I’ve been asked lately by a few elementary teachers and librarians to offer some advice on how to guide students through finding the theme of a book. It’s not always easy—in fact, by the time you get to the end of a book, and have sifted through the conflicts and the sub-plots, the major and minor characters and all their desires and fears and…
Yeah. Where was that theme supposed to be, anyway?
It can be a head-scratcher at times. Even to adult readers. So theme can be especially frustrating for our younger readers.
Really, though, theme isn’t an answer floating out there, separate from the rest of the book. It’s woven into the very fabric of the book. Everything in the book (and I really do mean just about everything) points to theme.
Some of the best places to start thinking about theme are:
The characters. In my MG, THE JUNCTION OF SUNSHINE AND LUCKY, the main character, Auggie, is a plucky girl who sees beauty in the strangest places. Rusted pipes and broken-down cars and used-up appliances. It’s why she’s able to take the items her grandfather picks up as a trash collector and turn them into sculptures, becoming a folk artist.
The conflict. In THE JUNCTION, Auggie comes face-to-face with the House Beautification Committee, which does not in any way enjoy her sculptures. In fact, they’re going to pile on the fines if she doesn’t remove them—then blight her house if she can’t pay those fines.
The resolution. Again, in THE JUNCTION, we see Auggie deciding to sell her sculptures, freeing herself from the draconian rules of the HBC. (And, as it turns out, saving her entire neighborhood to boot.)

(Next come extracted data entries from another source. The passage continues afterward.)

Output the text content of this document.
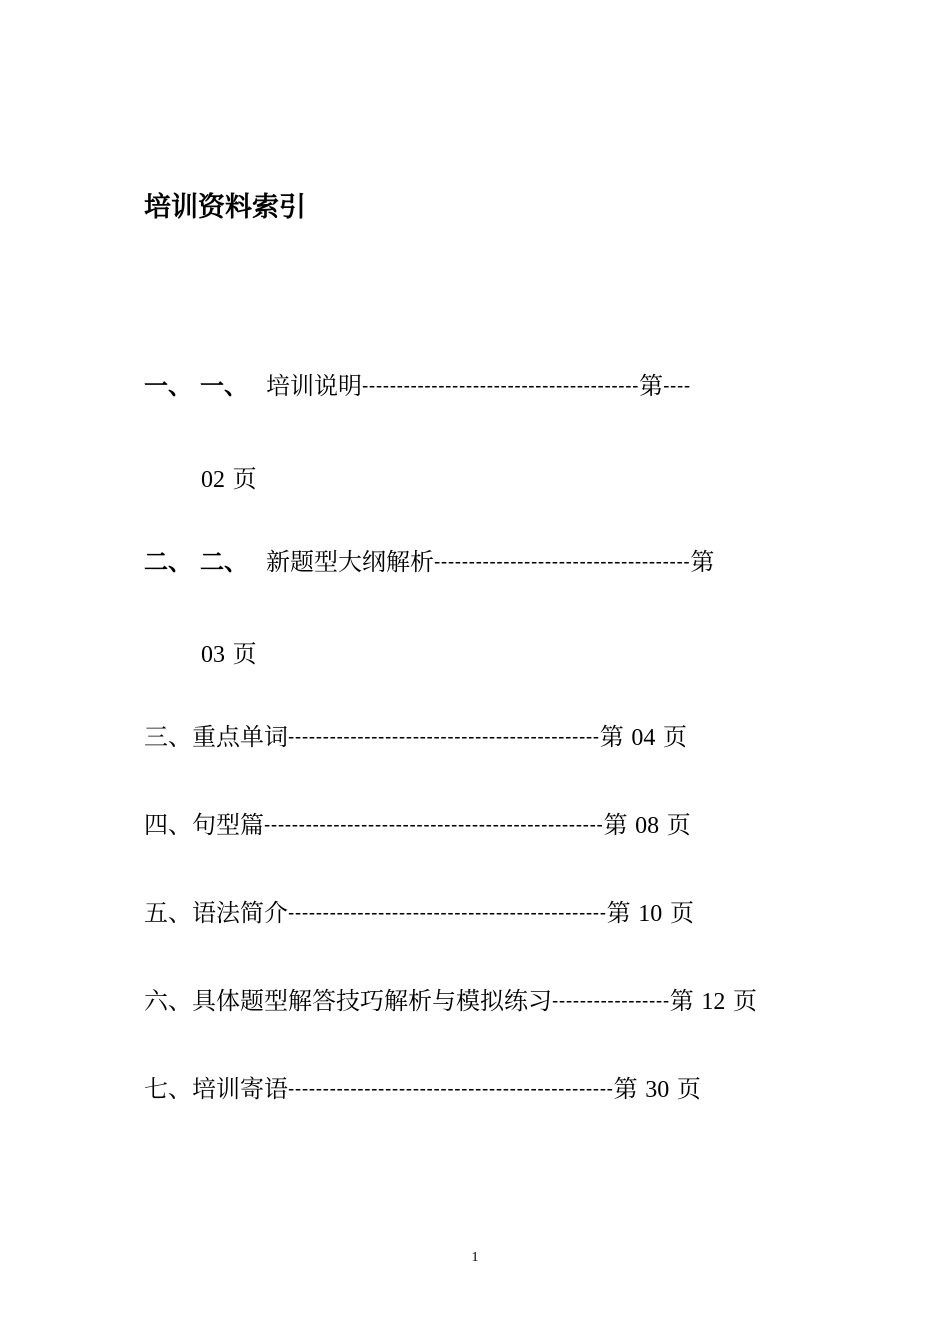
培训资料索引
一、 一、 培训说明----------------------------------------第----
02 页
二、 二、 新题型大纲解析-------------------------------------第
03 页
三、重点单词---------------------------------------------第 04 页
四、句型篇-------------------------------------------------第 08 页
五、语法简介----------------------------------------------第 10 页
六、具体题型解答技巧解析与模拟练习-----------------第 12 页
七、培训寄语-----------------------------------------------第 30 页
1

Okay, so clearly, there’s a beauty is in the eye of the beholder theme happening—we’ve got a girl who sees trash as art supplies, a House Beautification Committee that does not, and a resolution that involves the very sculptures the two entities are fighting over. You could also say there’s a power of the individual theme here, as Auggie uses her artwork, in the end, to stand up to the committee.
These aren’t the only solutions, either. That’s a big part of what I’ve always loved about literature. It’s not a math problem with only one right solution. The kicker is, you’ve got to be able to point to specific passages in the text itself to support your own answer. And these are three broad but really solid areas of text to start digging out theme.